I have learned that there is a difference between “dumping” your problems on people and “sharing” them with those close to you. Dumping is unloading them onto someone else because, in a way, it lessens your own personal load. But your problems should not be taken care of by someone else. More importantly, that someone else has problems of their own, and now you expect them to carry yours. Sharing, on the other hand, is confiding in people who love you and letting them into your life. Sharing is vulnerability, and I’m still learning that there is no shame in it. I silently struggled with thoughts of being a burden which was a reason I didn’t want to overshare.
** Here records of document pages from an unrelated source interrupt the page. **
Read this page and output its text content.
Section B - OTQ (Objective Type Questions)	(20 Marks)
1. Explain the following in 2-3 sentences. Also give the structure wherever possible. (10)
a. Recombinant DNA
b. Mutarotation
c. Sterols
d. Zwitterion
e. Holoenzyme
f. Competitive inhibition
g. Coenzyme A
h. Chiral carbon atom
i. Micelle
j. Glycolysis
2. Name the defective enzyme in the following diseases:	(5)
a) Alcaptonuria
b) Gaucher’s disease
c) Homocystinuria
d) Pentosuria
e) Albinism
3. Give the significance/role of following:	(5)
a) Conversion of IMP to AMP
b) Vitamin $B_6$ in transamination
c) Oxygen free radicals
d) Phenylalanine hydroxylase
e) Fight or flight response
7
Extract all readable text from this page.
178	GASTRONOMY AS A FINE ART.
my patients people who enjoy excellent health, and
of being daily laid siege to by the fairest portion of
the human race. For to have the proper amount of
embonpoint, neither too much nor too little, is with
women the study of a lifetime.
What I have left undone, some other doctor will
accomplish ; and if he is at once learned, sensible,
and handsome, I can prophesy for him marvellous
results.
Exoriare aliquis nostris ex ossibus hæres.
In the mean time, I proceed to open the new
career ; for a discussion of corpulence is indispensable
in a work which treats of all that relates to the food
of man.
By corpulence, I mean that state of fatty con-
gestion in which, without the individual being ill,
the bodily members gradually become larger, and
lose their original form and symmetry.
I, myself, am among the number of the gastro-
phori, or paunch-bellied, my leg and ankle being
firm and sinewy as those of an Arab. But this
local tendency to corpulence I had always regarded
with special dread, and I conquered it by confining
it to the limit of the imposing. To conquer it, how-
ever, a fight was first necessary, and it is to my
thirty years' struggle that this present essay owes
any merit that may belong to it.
But I’ve learned that those who love me, want to know what’s going on in my life, they want to be helpful and present through my struggle, and it is up to me to remember that they want what’s best for me.

Life with any chronic illness ebbs and flows. You go through good and bad times, and find the methods and means that help you cope in the healthiest manner. I’ve always turned to writing or meditating at the beach with my dogs to help me through those times, but we all find things that speak to us.

We get through struggle when we recognize and acknowledge what is causing the struggle and make the attempts and effort to adjust things in our lives. If the struggle is due to something we cannot change or have no control over, then we learn how to adjust our minds. The most important thing to remember is that life happens. And sometimes, it really is OK not to be OK. Because amidst the struggle we go through, we need to remember that we’re going to get through it, no matter how much time it can take, that this struggle is merely a moment in the grand book of our lives. That life, even a life with temporary pain, is too great of a gift to give up on. And mainly, that no matter how great your struggle may seem, try to stay hopeful through it all… because this too shall pass.